Yet, demonstrating how practices approach ROI differently, Dr. Capizzi concludes that ROI may not be “the premiere part of the equation.” He emphasizes that aesthetics practice is a business. “Sure we want to make a profit, but we're not charging a thousand percent mark-up. You know, 15, 20 percent mark-up, 50 percent mark-up on products. It's all within reason,” he stresses. Strictly speaking, a discussion of ROI could skew consideration to emphasize the greatest profit possible.
“We determine the acquisition and integration of new devices based on two primary criteria. First, we are constantly evaluating emerging technology that provide measurable, sustainable, and consistent results. The results from these devices must demonstrate significant improvements over those already being experienced by our patients,” says Kenrick Spence, MD, Medical Director and Chief Plastic Surgeon at Hillcrest Plastic Surgery in Orlando, FL. “Secondly, since the decision for integration of new devices is also stimulated by changing trends and interests in our consumer base, our inquiry process is designed to track these trends.

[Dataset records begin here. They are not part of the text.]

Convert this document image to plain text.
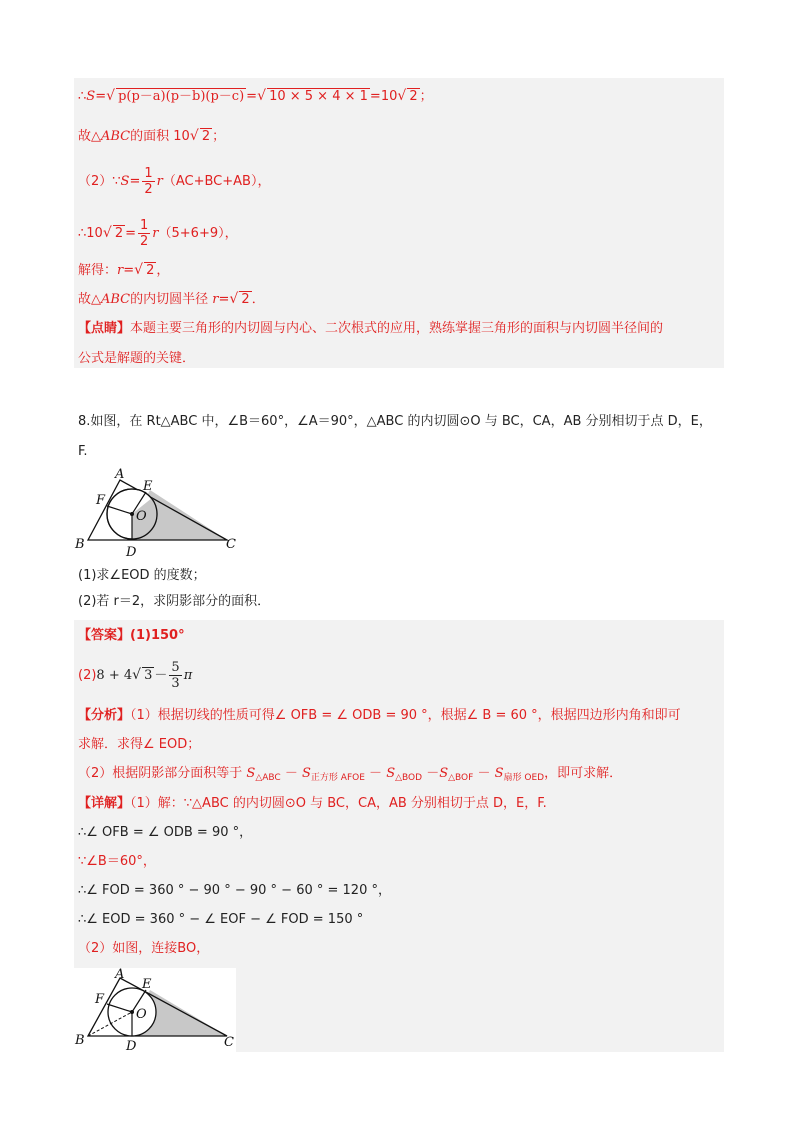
∴S= √ p(p－a)(p－b)(p－c) = √ 10 × 5 × 4 × 1 =10 √ 2 ；
故△ABC的面积 10 √ 2 ；
（2）∵S= $\frac{1}{2} r(AC+BC+AB)$，
∴10 √ $2 = \frac{1}{2} r(5+6+9)$，
解得：r= √ 2 ，
故△ABC的内切圆半径 r= √ 2 ．
【点睛】本题主要三角形的内切圆与内心、二次根式的应用，熟练掌握三角形的面积与内切圆半径间的
公式是解题的关键．
8.如图，在 Rt△ABC 中，∠B＝60°，∠A＝90°，△ABC 的内切圆⊙O 与 BC，CA，AB 分别相切于点 D，E，
F.
A
B	C
D
E
F
O
(1)求∠EOD 的度数；
(2)若 r＝2，求阴影部分的面积．
【答案】(1)150°
(2)8 + 4 √ $3 - \frac{5}{3}$ π
【分析】（1）根据切线的性质可得∠ OFB = ∠ ODB = 90 °，根据∠ B = 60 °，根据四边形内角和即可
求解．求得∠ EOD；
（2）根据阴影部分面积等于 $S_{\triangle ABC} - S_{正方形 AFOE} - S_{\triangle BOD} -S_{\triangle BOF} - S_{扇形 OED}$，即可求解．
【详解】（1）解：∵△ABC 的内切圆⊙O 与 BC，CA，AB 分别相切于点 D，E，F.
∴∠ OFB = ∠ ODB = 90 °，
∵∠B＝60°，
∴∠ FOD = 360 ° − 90 ° − 90 ° − 60 ° = 120 °，
∴∠ EOD = 360 ° − ∠ EOF − ∠ FOD = 150 °
（2）如图，连接BO，
A
B	C
D
E
F
O
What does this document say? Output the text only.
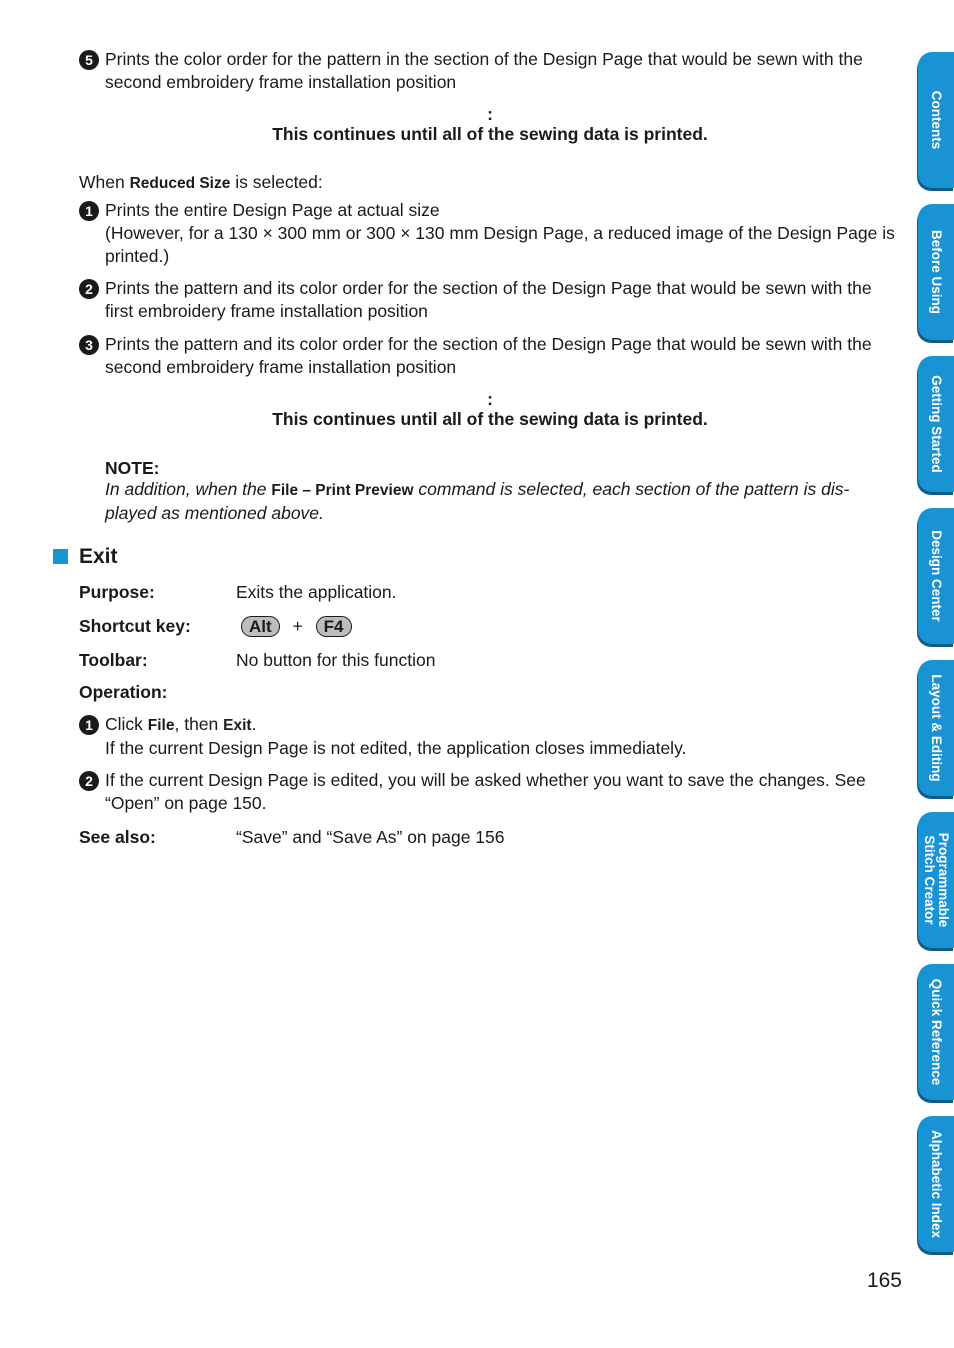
5 Prints the color order for the pattern in the section of the Design Page that would be sewn with the second embroidery frame installation position
:
This continues until all of the sewing data is printed.
When Reduced Size is selected:
1 Prints the entire Design Page at actual size
(However, for a 130 × 300 mm or 300 × 130 mm Design Page, a reduced image of the Design Page is printed.)
2 Prints the pattern and its color order for the section of the Design Page that would be sewn with the first embroidery frame installation position
3 Prints the pattern and its color order for the section of the Design Page that would be sewn with the second embroidery frame installation position
:
This continues until all of the sewing data is printed.
NOTE:
In addition, when the File – Print Preview command is selected, each section of the pattern is dis-played as mentioned above.
Exit
Purpose:	Exits the application.
Shortcut key:	Alt + F4
Toolbar:	No button for this function
Operation:
1 Click File, then Exit.
If the current Design Page is not edited, the application closes immediately.
2 If the current Design Page is edited, you will be asked whether you want to save the changes. See “Open” on page 150.
See also:	“Save” and “Save As” on page 156
165
Contents
Before Using
Getting Started
Design Center
Layout & Editing
Programmable Stitch Creator
Quick Reference
Alphabetic Index
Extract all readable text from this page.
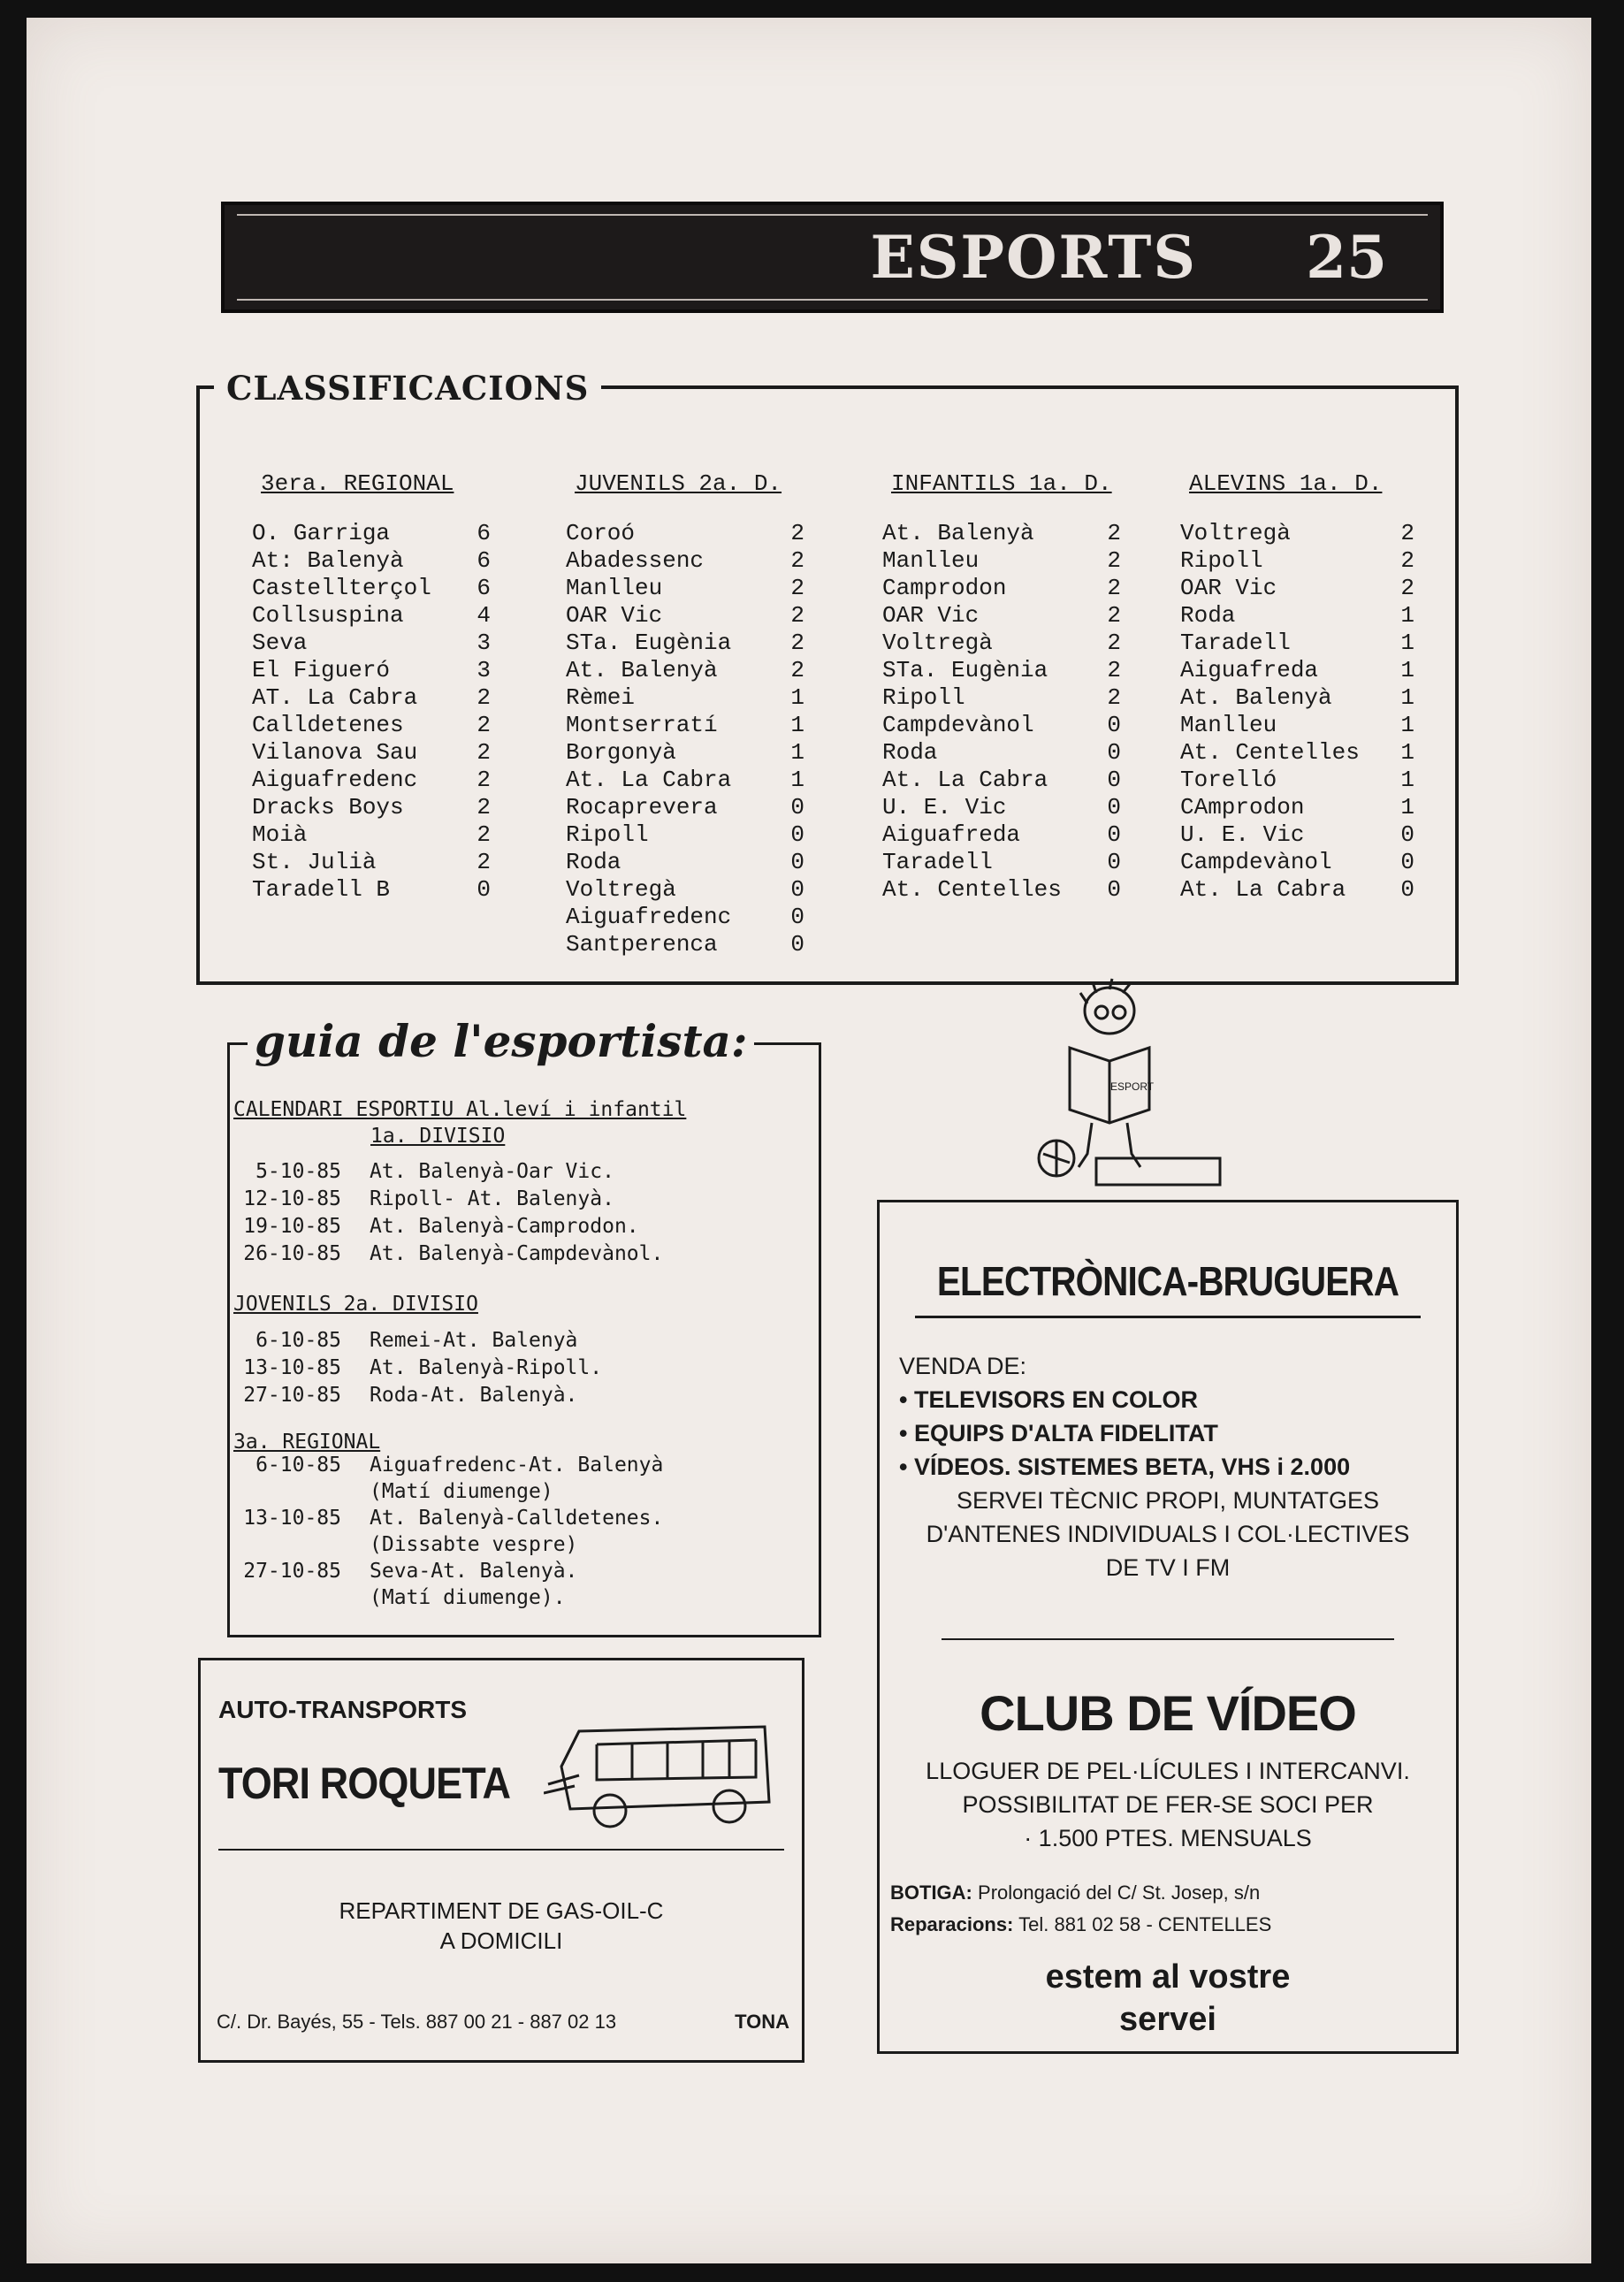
ESPORTS 25
CLASSIFICACIONS
3era. REGIONAL
O. Garriga	6
At: Balenyà	6
Castellterçol 6
Collsuspina	4
Seva	3
El Figueró	3
AT. La Cabra	2
Calldetenes	2
Vilanova Sau	2
Aiguafredenc	2
Dracks Boys	2
Moià	2
St. Julià	2
Taradell B	0
JUVENILS 2a. D.
Coroó	2
Abadessenc	2
Manlleu	2
OAR Vic	2
STa. Eugènia	2
At. Balenyà	2
Rèmei	1
Montserratí	1
Borgonyà	1
At. La Cabra	1
Rocaprevera	0
Ripoll	0
Roda	0
Voltregà	0
Aiguafredenc	0
Santperenca	0
INFANTILS 1a. D.
At. Balenyà	2
Manlleu	2
Camprodon	2
OAR Vic	2
Voltregà	2
STa. Eugènia	2
Ripoll	2
Campdevànol	0
Roda	0
At. La Cabra	0
U. E. Vic	0
Aiguafreda	0
Taradell	0
At. Centelles 0
ALEVINS 1a. D.
Voltregà	2
Ripoll	2
OAR Vic	2
Roda	1
Taradell	1
Aiguafreda	1
At. Balenyà	1
Manlleu	1
At. Centelles 1
Torelló	1
CAmprodon	1
U. E. Vic	0
Campdevànol	0
At. La Cabra 0
guia de l'esportista:
CALENDARI ESPORTIU Al.leví i infantil
1a. DIVISIO
5-10-85 At. Balenyà-Oar Vic.
12-10-85 Ripoll- At. Balenyà.
19-10-85 At. Balenyà-Camprodon.
26-10-85 At. Balenyà-Campdevànol.
JOVENILS 2a. DIVISIO
6-10-85 Remei-At. Balenyà
13-10-85 At. Balenyà-Ripoll.
27-10-85 Roda-At. Balenyà.
3a. REGIONAL
6-10-85 Aiguafredenc-At. Balenyà
(Matí diumenge)
13-10-85 At. Balenyà-Calldetenes.
(Dissabte vespre)
27-10-85 Seva-At. Balenyà.
(Matí diumenge).
ESPORT
AUTO-TRANSPORTS
TORI ROQUETA
REPARTIMENT DE GAS-OIL-C
A DOMICILI
C/. Dr. Bayés, 55 - Tels. 887 00 21 - 887 02 13	TONA
ELECTRÒNICA-BRUGUERA
VENDA DE:
• TELEVISORS EN COLOR
• EQUIPS D'ALTA FIDELITAT
• VÍDEOS. SISTEMES BETA, VHS i 2.000
SERVEI TÈCNIC PROPI, MUNTATGES
D'ANTENES INDIVIDUALS I COL·LECTIVES
DE TV I FM
CLUB DE VÍDEO
LLOGUER DE PEL·LÍCULES I INTERCANVI.
POSSIBILITAT DE FER-SE SOCI PER
· 1.500 PTES. MENSUALS
BOTIGA: Prolongació del C/ St. Josep, s/n
Reparacions: Tel. 881 02 58 - CENTELLES
estem al vostre
servei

PATIENTS THINK ABOUT ROI, TOO
In the fee-for-service world of aesthetics, patients continuously make cost/benefit analyses. Aesthetic doctors and surgeons must help patients navigate their options and make the best choice for their current needs.
“For consumers looking for aesthetic treatments, ROI is a slippery slope,” warns Ms. Lewis. “A rhinoplasty to remove a nasal hump or injections for fuller lips are not really going to change someone's life in a sustainable way, unless, of course, you factor in the potential improvements in self-confidence.”
Noting that the medical aesthetics business is more about “wants” than “needs,” Ms. Lewis warns, “There is no such thing as ‘cheap plastic,' meaning you get what you pay for. If patients are shopping around and making decisions purely based on price alone, they may end up spending much more than anticipated when something goes awry and they need a corrective treatment to put it right. This is a failed assumption.”
While Groupon and similar discount aggregators can be a risky proposition for a patient interested in any medical procedure, Ms. Lewis says, “It is equally risky for the provider, because history has shown that these patients are rarely converted to loyal patients.” They are often “tire kickers—shopping for the best deal—and rarely stay with the practice. Practices should choose their positioning from the outset and stick with it.”
She proposes three buckets, with the last being the most commonly found:
• Cheap & Cheerful (high volume, low prices)
• Premium/Exclusive (low volume, high prices)
• Value for Money (mid-range volume and pricing).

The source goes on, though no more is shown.